The ACLU is one of many liberal groups who organized a pro-abortion march in Washington DC in April 2004. Teamed with them was the National Education Association, whose headquarters acted as a hospitality center for the marchers. (Washington Times, April 19, 2004) Thousands of pro-life teachers and school staff are required to belong to - and pay dues to - the NEA, while the organization uses their resources for pro-abortion political purposes. Get a clu, ACLU -- are you telling us is that it's not ok to talk about Christianity or abstinence, yet it is perfectly ok to espouse the killing of innocent children, including partial-birth abortion?
Yes, the ACLU is one of the groups that filed law suits claiming that the ban on partial birth abortion of November 2003 takes away a "fundamental constitutional right." Abortion providers themselves have gone on record to say that during this procedure, there is "usually a heartbeat," and that the baby is "still living," and that there "will be pain caused," perhaps "severe and excruciating." Get a clu, ACLU -- a constitutional right? And you can't blame this rhetoric on the pro-lifers either, this is coming straight from the chief proponents themselves.

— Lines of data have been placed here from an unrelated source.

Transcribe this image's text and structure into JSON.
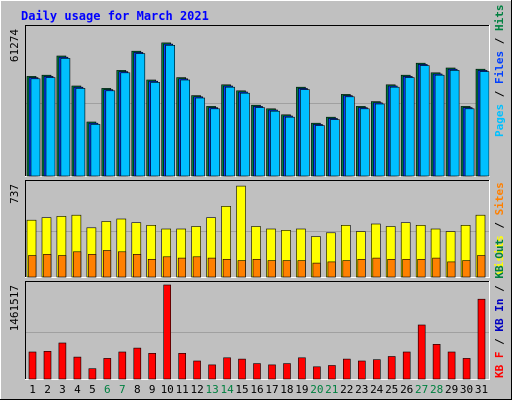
{
  "title": "Daily usage for March 2021",
  "colors": {
    "background": "#c0c0c0",
    "title": "#0000ff",
    "pages": "#00c0ff",
    "files": "#0040ff",
    "hits": "#008040",
    "visits": "#ffff00",
    "sites": "#ff8000",
    "kbin": "#0000c0",
    "kbout": "#008040",
    "kbf": "#ff0000",
    "weekend": "#008040"
  },
  "side_labels": {
    "top": [
      "Pages",
      "Files",
      "Hits"
    ],
    "middle": [
      "Visits",
      "Sites"
    ],
    "bottom": [
      "KB F",
      "KB In",
      "KB Out"
    ]
  },
  "chart_data": {
    "type": "bar",
    "days": [
      "1",
      "2",
      "3",
      "4",
      "5",
      "6",
      "7",
      "8",
      "9",
      "10",
      "11",
      "12",
      "13",
      "14",
      "15",
      "16",
      "17",
      "18",
      "19",
      "20",
      "21",
      "22",
      "23",
      "24",
      "25",
      "26",
      "27",
      "28",
      "29",
      "30",
      "31"
    ],
    "weekend_days": [
      "6",
      "7",
      "13",
      "14",
      "20",
      "21",
      "27",
      "28"
    ],
    "panels": [
      {
        "name": "usage",
        "max_label": "61274",
        "ylim": [
          0,
          61274
        ],
        "series": [
          {
            "name": "Hits",
            "values": [
              41500,
              42000,
              50000,
              37500,
              22500,
              36500,
              44000,
              52000,
              40000,
              55500,
              41000,
              33500,
              29000,
              38000,
              35500,
              29500,
              28000,
              25500,
              37000,
              22000,
              24500,
              34000,
              29000,
              31000,
              38000,
              42000,
              47000,
              43000,
              45000,
              29000,
              44500
            ]
          },
          {
            "name": "Files",
            "values": [
              41000,
              41500,
              49500,
              37000,
              22000,
              36000,
              43500,
              51500,
              39500,
              55000,
              40500,
              33000,
              28500,
              37500,
              35000,
              29000,
              27500,
              25000,
              36500,
              21500,
              24000,
              33500,
              28500,
              30500,
              37500,
              41500,
              46500,
              42500,
              44500,
              28500,
              44000
            ]
          },
          {
            "name": "Pages",
            "values": [
              40500,
              41000,
              49000,
              36500,
              21500,
              35500,
              43000,
              51000,
              39000,
              54500,
              40000,
              32500,
              28000,
              37000,
              34500,
              28500,
              27000,
              24500,
              36000,
              21000,
              23500,
              33000,
              28000,
              30000,
              37000,
              41000,
              46000,
              42000,
              44000,
              28000,
              43500
            ]
          }
        ]
      },
      {
        "name": "visits",
        "max_label": "737",
        "ylim": [
          0,
          737
        ],
        "series": [
          {
            "name": "Visits",
            "values": [
              450,
              470,
              480,
              490,
              390,
              440,
              460,
              430,
              410,
              380,
              380,
              400,
              470,
              560,
              720,
              400,
              380,
              370,
              380,
              320,
              350,
              410,
              360,
              420,
              400,
              430,
              410,
              380,
              360,
              410,
              490
            ]
          },
          {
            "name": "Sites",
            "values": [
              170,
              180,
              170,
              200,
              180,
              210,
              200,
              180,
              140,
              160,
              150,
              160,
              150,
              140,
              130,
              140,
              130,
              130,
              130,
              110,
              120,
              130,
              140,
              150,
              140,
              140,
              140,
              150,
              120,
              130,
              170
            ]
          }
        ]
      },
      {
        "name": "kbytes",
        "max_label": "1461517",
        "ylim": [
          0,
          1461517
        ],
        "series": [
          {
            "name": "KB F",
            "values": [
              420000,
              430000,
              560000,
              340000,
              160000,
              320000,
              420000,
              480000,
              400000,
              1461517,
              400000,
              280000,
              220000,
              330000,
              310000,
              240000,
              220000,
              240000,
              330000,
              190000,
              210000,
              310000,
              280000,
              300000,
              350000,
              420000,
              840000,
              540000,
              420000,
              320000,
              1240000
            ]
          }
        ]
      }
    ]
  }
}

Drivers in Tennessee almost had the option to choose specialty license plates that read, "Choose Life," when the ACLU sued, claiming that the slogan "discriminates against residents with an opposing viewpoint." An "opposing viewpoint" to "Choose Life?" Wonder what that could mean. Discrimination against residents with such? Get a clu, ACLU, if you want to lobby for a license plate that reads, "Choose Death," go right ahead.
I believe that God has planted in every heart the desire to live in freedom.